Beginning Low-Pass Filter Questions

[baltimorebest]

Homework Statement

Consider a low-pass filter with RC=2x10^-4 s.
a) Calculate the -3db frequency for the filter.
b) By what factor will the amplitude of a 10 kHz input sine wave be reduced by the filter?
c) By how many db will the power be reduced by the filter at 10 kHz?

Homework Equations

The Attempt at a Solution

I believe I got part a. I just said that the -3db frequency is equal to 1/RC which is 50000 1/s. I need help with parts b and c though. Thank you.

 

[gneill]

I think you want 1/(2*\piRC) for the "cutoff" frequency.

You might want to ponder how the slope of the low pass filter response curve in its Bode plot can help you.

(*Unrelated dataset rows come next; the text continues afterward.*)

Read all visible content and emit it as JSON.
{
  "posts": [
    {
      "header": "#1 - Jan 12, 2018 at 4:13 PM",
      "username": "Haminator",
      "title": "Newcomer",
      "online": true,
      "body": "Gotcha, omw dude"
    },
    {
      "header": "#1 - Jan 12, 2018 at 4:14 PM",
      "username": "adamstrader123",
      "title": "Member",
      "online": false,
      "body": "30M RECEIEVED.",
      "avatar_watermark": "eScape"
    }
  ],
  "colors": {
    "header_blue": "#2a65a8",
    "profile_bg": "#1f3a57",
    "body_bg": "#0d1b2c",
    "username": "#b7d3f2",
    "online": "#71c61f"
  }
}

Here's a pretty good http://www.electronics-tutorials.ws/filter/filter_2.html" .

 

[baltimorebest]

Thanks for responding. I see what you are saying, but doesn't that cutoff frequency determine where the remaining amount is 70% of the original? Does that help for part b?

 

[Mindscrape]

You should read that site that gneill pointed you to, it's got all the basics and even has a couple examples of exactly what part b asks you to do.

For part c use the fact that dB=20log(Vout/Vin)

 

[baltimorebest]

I tried to read it, and I have a slightly better idea. So perhaps the cutoff frequency divided by the original frequency?

 

[Mindscrape]

Look at the part of the website that says

Vout=Vin Xc/Z

then look at examples 1 and 2 below it. The only difference being that your question wants the ratio of Vout/Vin, which is even less work for you.

 

[baltimorebest]

Oh I think I was misunderstanding the question. I think got it now. My only remaining question for part b is that how do I calculate the impedance? I don't know if my resistor and capacitor are in series or parallel? Do I assume series?

 

[Mindscrape]

They are neither in series or parallel. You can use the equation on the website for getting the right impedance.

 

[baltimorebest]

But that impedance uses the value of 'R' which I don't have. I just have 'RC'

 

[gneill]

The simple RC low pass filter is a voltage divider, where one circuit element is reactive (either an inductor or a capacitor). In this case it's a capacitor.

To remember how the resistor and capacitor connect, remember that the impedance of capacitors goes down with increasing frequency; They block DC and let high frequencies pass. So a low pass filter would have the capacitor placed so that it would shunt to ground high frequencies, while presenting a high impedance to ground for low frequencies.

Attached is a Bode plot and typical circuit for a low pass RC filter that has your filter's corner frequency (-3dB frequency). The red curve is the actual Vout/Vin curve, while the black line denotes the salient characteristics of the filter (and is often used for design work, because it's very easy to draw!).

 

[gneill]

But that impedance uses the value of 'R' which I don't have. I just have 'RC'

So improvise! Choose a resistance value, say 1000 Ohms, and find the capacitance from your time constant.

 

[Mindscrape]

Use

Vout/Vin=1/(1+R*C*s)

where s is 2πf. Or do what gneill suggests.

 

[gneill]

Use

Vout/Vin=1/(1+R*C*s)

where s is 2πf. Or do what gneill suggests.

That's the elegant way, of course. Make s = j2πf, since the expression encapsulates both the magnitude and phase responses (it's a complex value). The absolute value will give the amplitude response.

 

[baltimorebest]

Ah ok so Vout/Vin = 0.079577. So it's by a factor of 0.079577.
So for part c, do I just plug that number into dB=20log(Vout/Vin) and get -21.98. So that means it decreases by 21.98 db?

 

[gneill]

Yup. Round to -22dB and call it a day!

Note that you could read that directly off of the Bode plot, even the "stick figure" version that's straight lines.

 

[baltimorebest]

I see. Thank you very much for all of your help. Same to Mindscrape.